Des hommes d’État à croquer

Guillaume Doizy et Didier Porte retracent une histoire des présidents à travers le dessin d’humour. Jubilatoire.

Jean-Claude Renard  • 1 mars 2012 abonné·es

Du « Fossoyeur » à « l’Hyper bling-bling ». De Louis Napoléon Bonaparte à Nicolas Sarkozy. En passant par Félix Faure, Paul Deschanel et Charles de Gaulle. Soit 23 présidents de la République élus, de 1848 à aujourd’hui. Guillaume Doisy et Didier Porte brossent un portrait vitriolé des chefs de l’État, précisément vus à travers la caricature et le dessin. Conjuguant savamment l’humour et l’histoire de France, le premier apportant ses connaissances historiques sur le genre, le second livrant sa verve acérée et comique.

Une histoire qui s’ouvre donc avec Louis Napoléon Bonaparte, en 1848, représenté dans le Journal pour rire avec toute la fatuité de son nom. Après son coup d’État de 1851, il figure en imposteur bedonnant, fossoyeur de la République. « L’homme qui, après sa prise du pouvoir, a épousé une princesse étrangère est un carriériste avantageux, écrivait alors Victor Hugo dans Napoléon le Petit. Il aime la gloriole, les paillettes, les grands mots, ce qui sonne, ce qui brille, toutes les verroteries du pouvoir. Il a pour lui l’argent, l’agio, la banque, la Bourse, le coffre-fort […]. On y ajoutera le cynisme car, la France, il la foule aux pieds. »
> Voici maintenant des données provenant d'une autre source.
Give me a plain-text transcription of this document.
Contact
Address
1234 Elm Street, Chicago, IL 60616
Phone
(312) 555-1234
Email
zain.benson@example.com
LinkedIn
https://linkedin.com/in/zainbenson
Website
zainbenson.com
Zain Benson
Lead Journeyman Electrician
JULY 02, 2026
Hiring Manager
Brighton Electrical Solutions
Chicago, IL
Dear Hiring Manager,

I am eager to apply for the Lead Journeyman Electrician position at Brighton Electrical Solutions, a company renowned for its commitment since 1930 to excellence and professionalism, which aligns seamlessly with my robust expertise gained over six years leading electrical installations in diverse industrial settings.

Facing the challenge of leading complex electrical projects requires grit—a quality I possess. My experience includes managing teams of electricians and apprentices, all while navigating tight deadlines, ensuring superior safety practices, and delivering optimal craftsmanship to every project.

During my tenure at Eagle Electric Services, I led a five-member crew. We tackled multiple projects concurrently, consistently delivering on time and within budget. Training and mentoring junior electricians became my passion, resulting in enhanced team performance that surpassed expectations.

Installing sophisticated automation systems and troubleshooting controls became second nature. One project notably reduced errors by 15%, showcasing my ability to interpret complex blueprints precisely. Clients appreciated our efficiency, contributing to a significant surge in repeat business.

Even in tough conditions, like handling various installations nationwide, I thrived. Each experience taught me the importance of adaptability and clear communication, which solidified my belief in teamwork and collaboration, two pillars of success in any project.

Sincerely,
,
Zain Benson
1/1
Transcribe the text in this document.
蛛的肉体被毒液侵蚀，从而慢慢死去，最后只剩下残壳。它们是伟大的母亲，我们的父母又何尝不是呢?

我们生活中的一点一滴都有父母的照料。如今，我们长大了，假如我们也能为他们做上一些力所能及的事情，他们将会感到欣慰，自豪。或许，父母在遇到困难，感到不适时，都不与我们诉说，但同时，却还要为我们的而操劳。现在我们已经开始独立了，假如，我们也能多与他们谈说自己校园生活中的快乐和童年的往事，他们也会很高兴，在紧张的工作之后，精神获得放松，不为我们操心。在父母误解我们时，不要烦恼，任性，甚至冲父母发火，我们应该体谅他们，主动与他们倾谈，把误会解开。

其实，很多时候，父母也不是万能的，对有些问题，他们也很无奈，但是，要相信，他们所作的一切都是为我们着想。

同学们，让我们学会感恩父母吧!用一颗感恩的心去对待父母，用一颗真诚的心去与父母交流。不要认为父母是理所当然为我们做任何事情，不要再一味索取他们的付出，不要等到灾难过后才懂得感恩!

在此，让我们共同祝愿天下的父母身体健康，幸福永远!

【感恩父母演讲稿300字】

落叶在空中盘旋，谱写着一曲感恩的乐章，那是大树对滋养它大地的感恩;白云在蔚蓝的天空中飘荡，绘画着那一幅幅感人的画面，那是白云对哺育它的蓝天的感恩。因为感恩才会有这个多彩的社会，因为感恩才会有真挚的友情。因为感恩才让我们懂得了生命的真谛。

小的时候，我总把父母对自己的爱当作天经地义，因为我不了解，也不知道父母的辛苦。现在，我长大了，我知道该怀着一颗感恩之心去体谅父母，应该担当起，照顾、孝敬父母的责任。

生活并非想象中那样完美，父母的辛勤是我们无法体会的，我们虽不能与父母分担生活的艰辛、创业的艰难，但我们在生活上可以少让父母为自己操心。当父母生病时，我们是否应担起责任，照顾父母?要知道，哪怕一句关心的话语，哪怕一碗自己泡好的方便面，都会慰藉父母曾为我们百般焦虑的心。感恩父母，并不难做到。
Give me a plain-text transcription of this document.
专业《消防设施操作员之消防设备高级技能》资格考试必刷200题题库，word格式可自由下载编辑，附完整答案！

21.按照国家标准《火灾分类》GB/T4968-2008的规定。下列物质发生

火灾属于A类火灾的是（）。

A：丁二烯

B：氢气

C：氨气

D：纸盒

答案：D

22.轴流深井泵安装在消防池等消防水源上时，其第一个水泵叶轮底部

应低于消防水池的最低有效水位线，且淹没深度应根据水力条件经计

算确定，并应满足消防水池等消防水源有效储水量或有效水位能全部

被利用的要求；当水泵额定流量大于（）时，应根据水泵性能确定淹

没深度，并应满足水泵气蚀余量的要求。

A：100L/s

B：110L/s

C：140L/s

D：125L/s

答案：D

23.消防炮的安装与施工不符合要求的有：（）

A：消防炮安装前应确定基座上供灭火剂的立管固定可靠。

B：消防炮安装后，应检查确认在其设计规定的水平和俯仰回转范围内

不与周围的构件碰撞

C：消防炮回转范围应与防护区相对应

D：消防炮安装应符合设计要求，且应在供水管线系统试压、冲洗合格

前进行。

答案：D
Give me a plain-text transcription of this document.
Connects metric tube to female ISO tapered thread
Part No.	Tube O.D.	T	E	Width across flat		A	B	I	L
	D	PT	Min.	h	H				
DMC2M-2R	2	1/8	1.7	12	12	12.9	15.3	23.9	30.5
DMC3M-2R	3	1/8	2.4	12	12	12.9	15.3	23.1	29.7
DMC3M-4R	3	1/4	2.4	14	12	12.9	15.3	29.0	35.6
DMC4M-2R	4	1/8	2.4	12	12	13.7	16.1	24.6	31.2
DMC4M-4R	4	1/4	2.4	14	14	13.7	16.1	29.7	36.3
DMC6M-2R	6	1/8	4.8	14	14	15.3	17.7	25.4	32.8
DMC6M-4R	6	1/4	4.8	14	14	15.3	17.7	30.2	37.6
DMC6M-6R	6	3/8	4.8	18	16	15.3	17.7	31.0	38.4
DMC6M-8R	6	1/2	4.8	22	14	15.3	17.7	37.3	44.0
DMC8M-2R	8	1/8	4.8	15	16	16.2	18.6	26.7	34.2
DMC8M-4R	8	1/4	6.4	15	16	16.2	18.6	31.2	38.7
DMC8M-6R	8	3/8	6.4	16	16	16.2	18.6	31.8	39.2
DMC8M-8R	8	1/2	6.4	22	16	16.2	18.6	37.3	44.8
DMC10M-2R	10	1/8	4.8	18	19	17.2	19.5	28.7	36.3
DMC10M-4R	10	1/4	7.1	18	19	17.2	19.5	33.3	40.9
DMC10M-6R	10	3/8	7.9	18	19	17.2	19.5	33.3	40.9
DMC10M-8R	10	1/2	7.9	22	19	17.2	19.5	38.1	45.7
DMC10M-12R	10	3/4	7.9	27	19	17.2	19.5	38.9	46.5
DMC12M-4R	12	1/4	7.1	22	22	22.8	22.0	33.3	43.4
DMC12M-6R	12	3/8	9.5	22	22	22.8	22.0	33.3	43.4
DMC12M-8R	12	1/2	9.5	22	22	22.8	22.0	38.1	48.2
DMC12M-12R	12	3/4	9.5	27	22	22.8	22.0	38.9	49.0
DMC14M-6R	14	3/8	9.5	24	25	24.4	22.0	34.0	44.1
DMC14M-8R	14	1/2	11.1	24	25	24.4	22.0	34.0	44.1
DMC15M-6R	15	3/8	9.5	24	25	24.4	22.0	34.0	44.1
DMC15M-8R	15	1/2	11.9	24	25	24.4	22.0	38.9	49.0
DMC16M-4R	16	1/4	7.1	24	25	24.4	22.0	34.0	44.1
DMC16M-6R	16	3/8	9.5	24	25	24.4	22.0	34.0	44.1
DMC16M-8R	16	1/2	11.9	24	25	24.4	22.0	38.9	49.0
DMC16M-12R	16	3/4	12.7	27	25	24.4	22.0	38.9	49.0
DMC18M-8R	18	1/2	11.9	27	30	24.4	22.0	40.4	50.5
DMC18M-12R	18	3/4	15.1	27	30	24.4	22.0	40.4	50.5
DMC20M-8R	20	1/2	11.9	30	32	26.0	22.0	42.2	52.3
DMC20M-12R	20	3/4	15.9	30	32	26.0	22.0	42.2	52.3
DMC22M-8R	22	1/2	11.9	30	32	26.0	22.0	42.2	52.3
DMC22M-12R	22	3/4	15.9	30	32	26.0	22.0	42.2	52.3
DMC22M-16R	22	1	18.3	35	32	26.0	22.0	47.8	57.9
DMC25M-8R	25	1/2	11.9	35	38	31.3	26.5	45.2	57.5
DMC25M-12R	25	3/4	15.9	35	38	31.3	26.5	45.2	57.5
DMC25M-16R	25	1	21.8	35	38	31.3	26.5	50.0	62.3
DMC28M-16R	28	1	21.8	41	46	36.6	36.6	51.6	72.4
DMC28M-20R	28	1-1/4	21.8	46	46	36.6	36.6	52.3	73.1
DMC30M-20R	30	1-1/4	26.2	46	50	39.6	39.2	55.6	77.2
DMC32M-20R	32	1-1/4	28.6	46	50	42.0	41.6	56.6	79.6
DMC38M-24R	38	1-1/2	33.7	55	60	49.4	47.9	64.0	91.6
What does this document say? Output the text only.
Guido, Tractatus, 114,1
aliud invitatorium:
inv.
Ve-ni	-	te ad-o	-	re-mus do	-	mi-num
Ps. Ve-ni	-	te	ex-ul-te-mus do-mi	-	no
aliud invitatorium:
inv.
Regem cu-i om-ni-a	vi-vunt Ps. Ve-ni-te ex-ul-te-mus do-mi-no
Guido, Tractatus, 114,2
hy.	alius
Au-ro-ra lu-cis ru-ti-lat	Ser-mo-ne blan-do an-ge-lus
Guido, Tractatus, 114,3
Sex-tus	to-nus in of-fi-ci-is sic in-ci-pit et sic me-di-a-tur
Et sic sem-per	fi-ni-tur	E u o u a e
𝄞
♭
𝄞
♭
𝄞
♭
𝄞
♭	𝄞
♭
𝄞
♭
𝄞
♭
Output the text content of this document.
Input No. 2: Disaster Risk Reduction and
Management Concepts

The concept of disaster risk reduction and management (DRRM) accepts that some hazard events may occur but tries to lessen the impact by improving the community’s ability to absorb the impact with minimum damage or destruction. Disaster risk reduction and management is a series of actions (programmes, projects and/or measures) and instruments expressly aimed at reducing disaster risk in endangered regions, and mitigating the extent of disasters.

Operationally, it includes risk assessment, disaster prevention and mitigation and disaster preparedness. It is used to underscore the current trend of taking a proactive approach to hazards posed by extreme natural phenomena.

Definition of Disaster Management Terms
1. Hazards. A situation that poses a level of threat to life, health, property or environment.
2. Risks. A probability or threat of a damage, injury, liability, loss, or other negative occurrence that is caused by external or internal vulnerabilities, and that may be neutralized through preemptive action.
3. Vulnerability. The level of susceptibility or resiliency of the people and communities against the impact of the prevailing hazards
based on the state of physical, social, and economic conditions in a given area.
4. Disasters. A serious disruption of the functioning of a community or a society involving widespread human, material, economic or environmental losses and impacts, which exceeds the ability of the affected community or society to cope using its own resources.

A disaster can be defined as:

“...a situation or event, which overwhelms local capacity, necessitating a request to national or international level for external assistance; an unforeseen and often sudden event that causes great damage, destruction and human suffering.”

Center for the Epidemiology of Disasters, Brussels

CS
Élu en 1895, Félix Faure est un autre cas. Un fieffé chasseur, comme le rapporte à coups de crayons la Libre Parole, apparaissant régulièrement en séducteur, en vaniteux qui s’obstine à toute révision du procès Dreyfus, ce qui lui vaut, dans le Grelot, d’être imaginé par Pépin dansant au son d’une presse nationaliste et antisémite. Mais, se plaît à rappeler Didier Porte, « si Félix (en latin : “heureux”) est passé à la postérité, c’est pour sa “belle” mort, précédée d’une “petite”, semble-t-il, administrée dans son bureau de l’Élysée par une certaine Marguerite Steinheil, demi-mondaine qui ne faisait pas les choses à moitié. Affirmer que Félix Faure est mort (d’une commotion cérébrale) entre ses bras serait abusif, compte tenu de la nature de la marque d’affection qu’elle était en train de lui prodiguer au moment fatal. » Et de citer Clemenceau : « Il voulait être César, il ne fut que Pompée. »
Paul Deschanel, dit « le Mondain », installé dans le fauteuil présidentiel en 1920, est une autre muse pour les dessinateurs. Il est vrai, relate Didier Porte, que, lorsqu’un cheminot de Montargis, le long d’une voie, « tombe nez à nez avec un drôle de pékin plutôt hébété, un rien sanguinolent et vêtu de son seul pyjama, qui lui annonce tout de go qu’il est ­président de la République » , cela a de quoi inspirer. Deschanel était tout bêtement tombé du train !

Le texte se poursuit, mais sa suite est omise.